Number Of Ingredients 15

12 cups cornbread broken into 1 inch pieces
3 cups chicken stock
2 cups half and half
2 large eggs, beaten lightly
1 stick unsalted butter, plus extra for baking dish
1 1/2 lbs andouille sausage
2 red bell peppers, chopped (1/4 inch pieces)
3 med onions, chopped (3 cups)
3 ribs celery, chopped (1 1/2 cups)
2 T minced fresh thyme
2 T minced fresh sage
3 garlic cloves, minced
1 T kosher salt
2 tsp black pepper
4-5 chipotle chiles en adobo, chopped (4 T)

Steps:

  • 1. Place cornbread in a large bowl. Wisk together stock, half and half, and eggs in medium bowl; pour over cornbread and toss very gently to coat so that cornbread does not break into smaller pieces. Set aside. 2. Heat heavy skillet.

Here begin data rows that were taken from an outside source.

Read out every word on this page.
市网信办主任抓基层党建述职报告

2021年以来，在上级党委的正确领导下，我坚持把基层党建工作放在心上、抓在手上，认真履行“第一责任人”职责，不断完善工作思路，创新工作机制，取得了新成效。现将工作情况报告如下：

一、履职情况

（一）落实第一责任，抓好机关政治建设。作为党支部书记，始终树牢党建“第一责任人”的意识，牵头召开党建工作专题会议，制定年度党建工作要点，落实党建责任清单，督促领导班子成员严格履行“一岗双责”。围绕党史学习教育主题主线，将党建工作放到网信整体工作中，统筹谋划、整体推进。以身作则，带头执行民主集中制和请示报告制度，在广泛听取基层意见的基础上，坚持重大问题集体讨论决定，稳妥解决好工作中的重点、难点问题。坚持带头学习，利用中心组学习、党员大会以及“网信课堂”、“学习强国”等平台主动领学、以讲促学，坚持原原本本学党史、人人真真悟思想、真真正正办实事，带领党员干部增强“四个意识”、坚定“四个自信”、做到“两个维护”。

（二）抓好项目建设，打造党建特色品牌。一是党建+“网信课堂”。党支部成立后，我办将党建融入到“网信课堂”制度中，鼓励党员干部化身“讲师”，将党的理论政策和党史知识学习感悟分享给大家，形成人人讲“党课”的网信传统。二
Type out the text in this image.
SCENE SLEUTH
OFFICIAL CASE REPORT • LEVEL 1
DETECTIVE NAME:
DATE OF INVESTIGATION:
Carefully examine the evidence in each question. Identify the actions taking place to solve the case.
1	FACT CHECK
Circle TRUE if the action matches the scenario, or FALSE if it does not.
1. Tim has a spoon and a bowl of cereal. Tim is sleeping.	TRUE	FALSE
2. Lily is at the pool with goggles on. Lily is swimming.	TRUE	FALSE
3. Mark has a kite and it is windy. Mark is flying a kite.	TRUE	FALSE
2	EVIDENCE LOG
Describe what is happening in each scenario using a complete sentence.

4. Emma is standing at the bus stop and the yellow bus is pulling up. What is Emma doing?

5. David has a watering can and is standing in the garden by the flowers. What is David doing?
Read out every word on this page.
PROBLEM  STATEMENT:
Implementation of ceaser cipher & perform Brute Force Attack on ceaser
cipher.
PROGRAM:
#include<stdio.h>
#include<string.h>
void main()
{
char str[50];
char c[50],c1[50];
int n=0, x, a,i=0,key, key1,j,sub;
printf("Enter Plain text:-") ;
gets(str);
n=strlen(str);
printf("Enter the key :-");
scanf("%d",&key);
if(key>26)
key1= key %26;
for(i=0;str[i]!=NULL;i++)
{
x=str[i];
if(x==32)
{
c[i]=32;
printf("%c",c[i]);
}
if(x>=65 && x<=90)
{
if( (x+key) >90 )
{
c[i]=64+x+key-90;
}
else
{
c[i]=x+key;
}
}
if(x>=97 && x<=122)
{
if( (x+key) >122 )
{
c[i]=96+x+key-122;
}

Add 4 T butter to pan, when foam susides, add chopped bell peppers along with 1/3 of the onion and celery. Saute until softned, about 5 minutes, transfer to bowl. Melt remaining butter, when foam subsides, add remaining onion and celery and saute until softned, about 5 minutes. Stir in chipotle chilies, thyme, sage and garlic. 3. Add this mixture with sauteed veggies and sausage into cornbread mix. Mix gently. 4. Cover and refrigerate at least 1 hour or up to 4 hours. 5. Adjust oven rack to lower-middle position and heat oven to 400 degrees. Butter 10 x 15 inch baking dish (or two 9 inch square or 11 x 7). Transfer stuffing to baking dish; pour any liquid accumulated in bottom of bowl over stuffing and if necessary gently press stuffing with rubber spatula to fit into baking dish. 6. Bake until golden brown, 35 to 40 minutes.